Let's see: 47% of UK GDP depended on trading with nations less than 2 hours flying time away, and in many cases less than an hour away, or 90 minutes by ferry. Australia and New Zealand are... oh dear. On the other side of the world. But there's good news: Europe only has 450 million people to absorb our goods and buy our services, while New Zealand and Australia have... 32.5 million people.
OK, maybe this isn't looking great, which is why even the UK Treasury admitted that the trade deals cobbled together "won't make any meaningful difference" to UK GDP. Throw in Canada (maybe, after a suitable decade or so of negotiations) and we're still at a miniscule fraction of what the Brits lost by waddling out of the EU, and Canada is on the other side of the Atlantic.
It's easy to pretend that Brexit wasn't a catastrophe, but the real impact isn't economic.

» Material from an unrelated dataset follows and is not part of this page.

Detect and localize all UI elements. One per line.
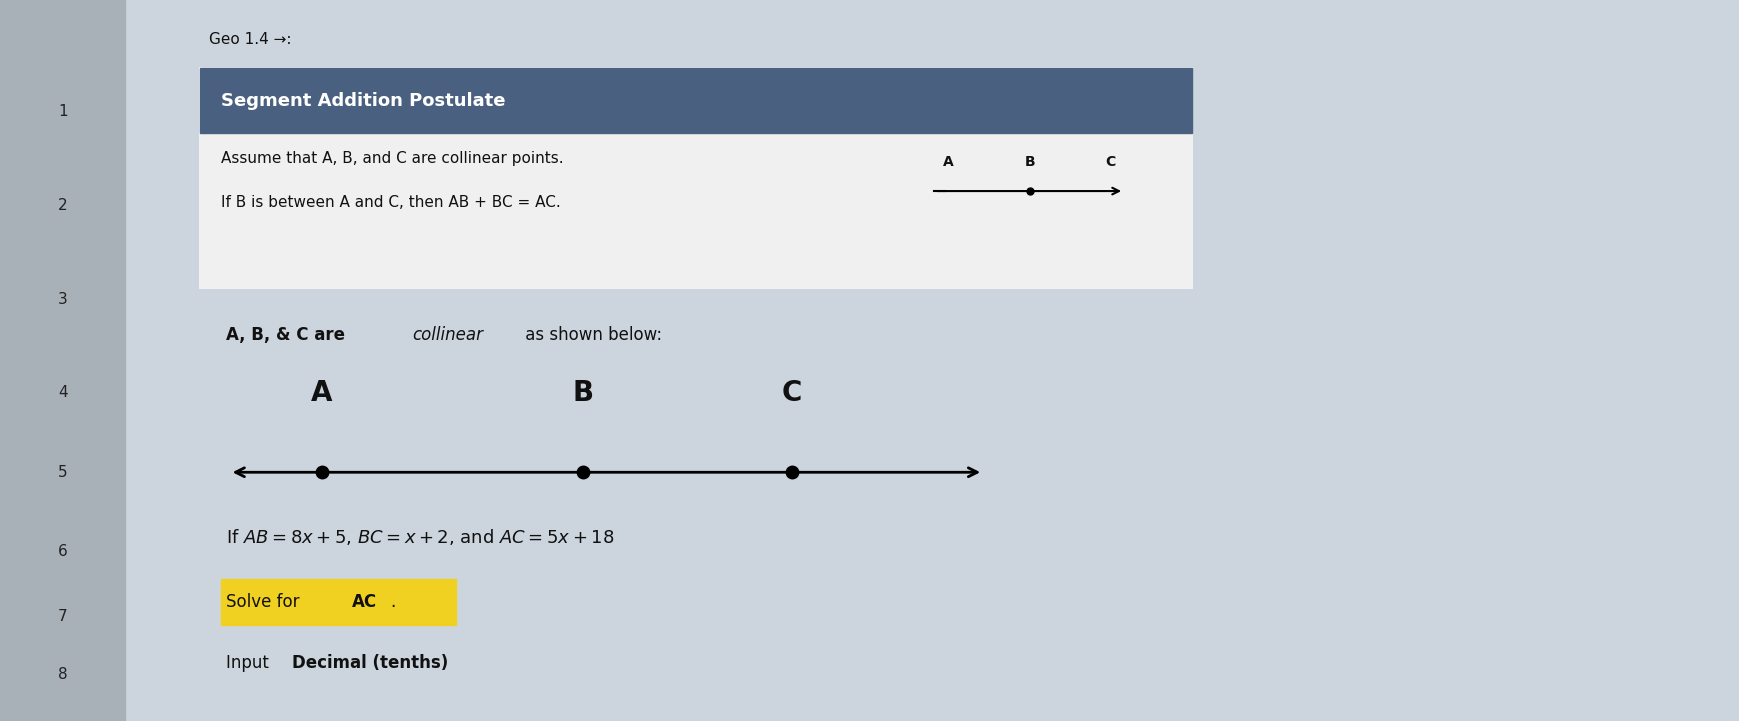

The real impact from surrendering to mindless soundbites and blatant racism is a society that is looking backward and has fixated on little englander prejudices, a nation that's normalized lies (fat Boris gets away with Trumpish nonsense) and thinks mediocrity is the greatest thing since lard-fried fish & chips.
Britain is a squalid little place now, with dreary minds and dreary weather, a place where run-away-and-hide-under-the-bed takes pride of place next to inane self-delusions. Backward with Brexit Briton is a place clever educated people will be leaving in droves over the coming decades, just as was the case with the brain drain of the 1960s and 1970s. And frankly, having voted for fat Boris and his disgusting band of halfwit Brexiteers, the Brits deserve everything that's coming to them. The idea that we've seen the worst of Brexit and the future will be fractionally better is hilariously delusional.